Legendrian Weaves: N-graph Calculus, Flag Moduli and Applications

TL;DR

This paper introduces Legendrian weaves and N-graphs to encode Legendrian surfaces, develops a diagrammatic calculus, characterizes their moduli spaces algebraically, and applies these tools to solve problems in contact and symplectic topology.

Contribution

It presents a new combinatorial and algebraic framework for Legendrian surfaces, including a diagrammatic calculus and applications to topology and Lagrangian fillings.

Findings

Realized any finite group as a subfactor of a Lagrangian concordance monoid.

Constructed infinitely many exact Lagrangian fillings for Legendrian links.

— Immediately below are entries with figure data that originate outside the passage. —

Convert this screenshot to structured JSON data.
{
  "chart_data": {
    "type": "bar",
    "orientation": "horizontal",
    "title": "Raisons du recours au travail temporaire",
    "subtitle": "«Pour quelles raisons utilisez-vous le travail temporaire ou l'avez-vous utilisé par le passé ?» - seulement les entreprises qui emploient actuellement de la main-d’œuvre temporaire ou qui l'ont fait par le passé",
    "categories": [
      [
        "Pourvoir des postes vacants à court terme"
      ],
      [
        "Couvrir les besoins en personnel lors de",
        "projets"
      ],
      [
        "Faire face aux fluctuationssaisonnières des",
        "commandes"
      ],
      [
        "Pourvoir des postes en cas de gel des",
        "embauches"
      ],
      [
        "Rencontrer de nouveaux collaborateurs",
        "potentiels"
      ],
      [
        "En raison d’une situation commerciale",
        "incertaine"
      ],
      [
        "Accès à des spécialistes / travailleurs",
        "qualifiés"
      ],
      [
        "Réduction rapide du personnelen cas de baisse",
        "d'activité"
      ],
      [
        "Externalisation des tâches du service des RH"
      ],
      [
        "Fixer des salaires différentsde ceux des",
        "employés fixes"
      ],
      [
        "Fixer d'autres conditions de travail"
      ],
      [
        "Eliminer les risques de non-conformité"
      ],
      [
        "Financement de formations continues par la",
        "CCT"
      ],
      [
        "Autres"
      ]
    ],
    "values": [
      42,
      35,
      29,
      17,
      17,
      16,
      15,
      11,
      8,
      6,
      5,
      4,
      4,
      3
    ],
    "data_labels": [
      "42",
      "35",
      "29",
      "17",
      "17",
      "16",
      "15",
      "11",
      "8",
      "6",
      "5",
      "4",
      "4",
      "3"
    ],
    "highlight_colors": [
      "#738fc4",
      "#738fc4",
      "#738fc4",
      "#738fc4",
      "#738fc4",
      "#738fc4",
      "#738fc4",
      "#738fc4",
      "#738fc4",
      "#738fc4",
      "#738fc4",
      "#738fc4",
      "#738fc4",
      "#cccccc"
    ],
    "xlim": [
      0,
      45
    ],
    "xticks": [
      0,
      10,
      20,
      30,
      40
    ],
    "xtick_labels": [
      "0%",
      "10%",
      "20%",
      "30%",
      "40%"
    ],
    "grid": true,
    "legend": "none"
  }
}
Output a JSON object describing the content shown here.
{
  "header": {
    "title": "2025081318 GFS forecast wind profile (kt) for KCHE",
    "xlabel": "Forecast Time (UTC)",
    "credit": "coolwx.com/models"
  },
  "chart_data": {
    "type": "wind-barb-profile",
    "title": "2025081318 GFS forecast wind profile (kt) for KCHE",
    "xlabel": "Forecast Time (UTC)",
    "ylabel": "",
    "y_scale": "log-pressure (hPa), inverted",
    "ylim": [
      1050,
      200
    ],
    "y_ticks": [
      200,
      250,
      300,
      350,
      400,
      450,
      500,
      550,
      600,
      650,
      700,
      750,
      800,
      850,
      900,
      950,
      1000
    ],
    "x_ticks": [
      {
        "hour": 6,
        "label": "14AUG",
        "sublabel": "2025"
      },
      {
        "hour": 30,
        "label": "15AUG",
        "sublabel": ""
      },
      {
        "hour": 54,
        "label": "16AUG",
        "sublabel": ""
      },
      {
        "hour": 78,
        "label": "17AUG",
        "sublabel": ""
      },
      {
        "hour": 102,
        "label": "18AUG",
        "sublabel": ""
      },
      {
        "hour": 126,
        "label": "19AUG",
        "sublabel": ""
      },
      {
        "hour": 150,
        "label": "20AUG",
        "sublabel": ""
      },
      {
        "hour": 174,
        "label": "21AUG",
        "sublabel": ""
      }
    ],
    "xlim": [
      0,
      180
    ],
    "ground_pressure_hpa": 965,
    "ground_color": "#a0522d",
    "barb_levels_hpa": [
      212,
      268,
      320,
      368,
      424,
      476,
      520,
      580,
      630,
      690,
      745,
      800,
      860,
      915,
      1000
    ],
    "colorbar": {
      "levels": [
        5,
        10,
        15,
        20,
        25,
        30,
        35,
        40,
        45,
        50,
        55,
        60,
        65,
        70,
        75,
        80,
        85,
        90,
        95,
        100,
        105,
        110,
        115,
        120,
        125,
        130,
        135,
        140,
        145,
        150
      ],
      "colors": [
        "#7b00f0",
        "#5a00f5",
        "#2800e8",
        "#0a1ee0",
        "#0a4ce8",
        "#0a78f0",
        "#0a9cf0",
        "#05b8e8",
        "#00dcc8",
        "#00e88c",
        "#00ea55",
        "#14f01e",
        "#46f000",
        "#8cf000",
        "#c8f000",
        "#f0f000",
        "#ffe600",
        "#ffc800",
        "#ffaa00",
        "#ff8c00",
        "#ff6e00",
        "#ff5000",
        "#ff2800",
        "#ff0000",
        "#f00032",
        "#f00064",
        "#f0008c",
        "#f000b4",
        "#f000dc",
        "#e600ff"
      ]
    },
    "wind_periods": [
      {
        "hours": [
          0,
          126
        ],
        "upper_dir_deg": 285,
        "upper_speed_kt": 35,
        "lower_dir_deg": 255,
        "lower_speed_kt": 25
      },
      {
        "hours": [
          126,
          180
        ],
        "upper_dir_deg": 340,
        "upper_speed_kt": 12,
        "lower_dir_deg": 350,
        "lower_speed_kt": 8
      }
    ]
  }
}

Performed rational point counts distinguishing Legendrian surfaces.

Abstract

We study a class of Legendrian surfaces in contact five-folds by encoding their wavefronts via planar combinatorial structures. We refer to these surfaces as Legendrian weaves, and to the combinatorial objects as N-graphs. First, we develop a diagrammatic calculus which encodes contact geometric operations on Legendrian surfaces as multi-colored planar combinatorics. Second, we present an algebraic-geometric characterization for the moduli space of microlocal constructible sheaves associated to these Legendrian surfaces. Then we use these N-graphs and the flag moduli description of these Legendrian invariants for several new applications to contact and symplectic topology. Applications include showing that any finite group can be realized as a subfactor of a 3-dimensional Lagrangian concordance monoid for a Legendrian surface in the 1-jet space of the two-sphere, a new construction of infinitely many exact Lagrangian fillings for Legendrian links in the standard contact three-sphere, and performing rational point counts over finite fields that distinguish Legendrian surfaces in the standard five-dimensional Darboux chart. In addition, the manuscript develops the notion of Legendrian mutation, studying microlocal monodromies and their transformations. The appendix illustrates the connection between our N-graph calculus for Lagrangian cobordisms and Elias-Khovanov-Williamson's Soergel Calculus.